Malala Yousafzai recebe cidadania honorária canadense

Ottawa, 12 Abr 2017 (AFP) - Malala Yousafzai, vencedora do Prêmio Nobel da Paz, se tornou na quarta-feira a sexta pessoa a receber a cidadania honorária canadense, pedindo ao país que defenda a educação das meninas em todo o mundo.

A ativista paquistanesa foi recebida pelo primeiro-ministro Justin Trudeau. Aos 19 anos, Malala é a pessoa mais jovem a discursar para membros do Parlamento e senadores canadenses em uma sessão conjunta.

Ela também é a mais jovem a receber a cidadania honorária do Canadá - um privilégio concedido anteriormente a cinco personalidades, entre elas Nelson Mandela e o Dalai Lama.

"Querido Canadá, estou lhe pedindo para liderar mais uma vez", disse Malala, com uma ovação de pé.

Ela exortou o Canadá a usar seu turno como presidente do grupo das sete nações industrializadas (G7) em 2018 para pressionar pela educação de meninas e refugiados.

Malala disse que Trudeau também deve pedir a outros líderes mundiais que façam mais pela educação.

A ativista lutou durante anos pelo direito das meninas à educação em sua região de origem, estritamente muçulmana, no Paquistão.

Malala ganhou fama global depois de que um talibã atirou na cabeça dela em um ônibus escolar em outubro de 2012 por ela defender seu direito de frequentar a escola.

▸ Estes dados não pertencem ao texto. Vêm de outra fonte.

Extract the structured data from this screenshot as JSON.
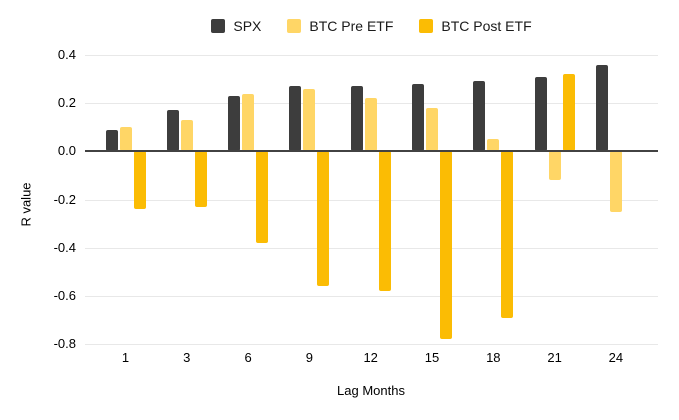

Após o ataque, ela foi submetida a uma operação bem sucedida e passou a viver na cidade britânica de Birmingham, onde continua defendendo os direitos das mulheres.

Na cerimônia, ela agradeceu os anfitriões e expressou emoção em particular sobre o encontro com Trudeau, a quem elogiou por falar em nome dos direitos das mulheres, da igualdade de gênero e dos refugiados "em uma época em que o mundo está desesperançado".

"A sua história é a de uma garota normal fazendo coisas extraordinárias, uma heroína de todos os dias (...), uma defensora destemida das meninas que não quer nada além de ver mais crianças em salas de aula", disse Trudeau ao apresentar Malala aos legisladores.

"E, além disso, você é incrivelmente humilde", acrescentou.

Malala havia sido convidada ao Canadá pelo governo conservador anterior em 2014 - quando recebeu o Prêmio Nobel da Paz - para receber a cidadania canadense em Toronto.

Mas a cerimônia foi adiada devido ao ataque a uma guarda cerimonial e ao Parlamento no mesmo dia.

"O homem que atacou a Colina do Parlamento se chamou de muçulmano, mas ele não compartilhou a minha fé e não compartilhou a fé de 1,5 bilhão de muçulmanos que vivem em paz em todo o mundo", expressou Malala.

Em seu discurso, ela desafiou a juventude canadense a se levantar e fazer a diferença.

"Eu queria dizer às crianças do Canadá que quando eu era pequena, eu costumava esperar para ser uma adulta para liderar. Mas eu aprendi que até a voz de uma criança pode ser ouvida em todo o mundo", disse.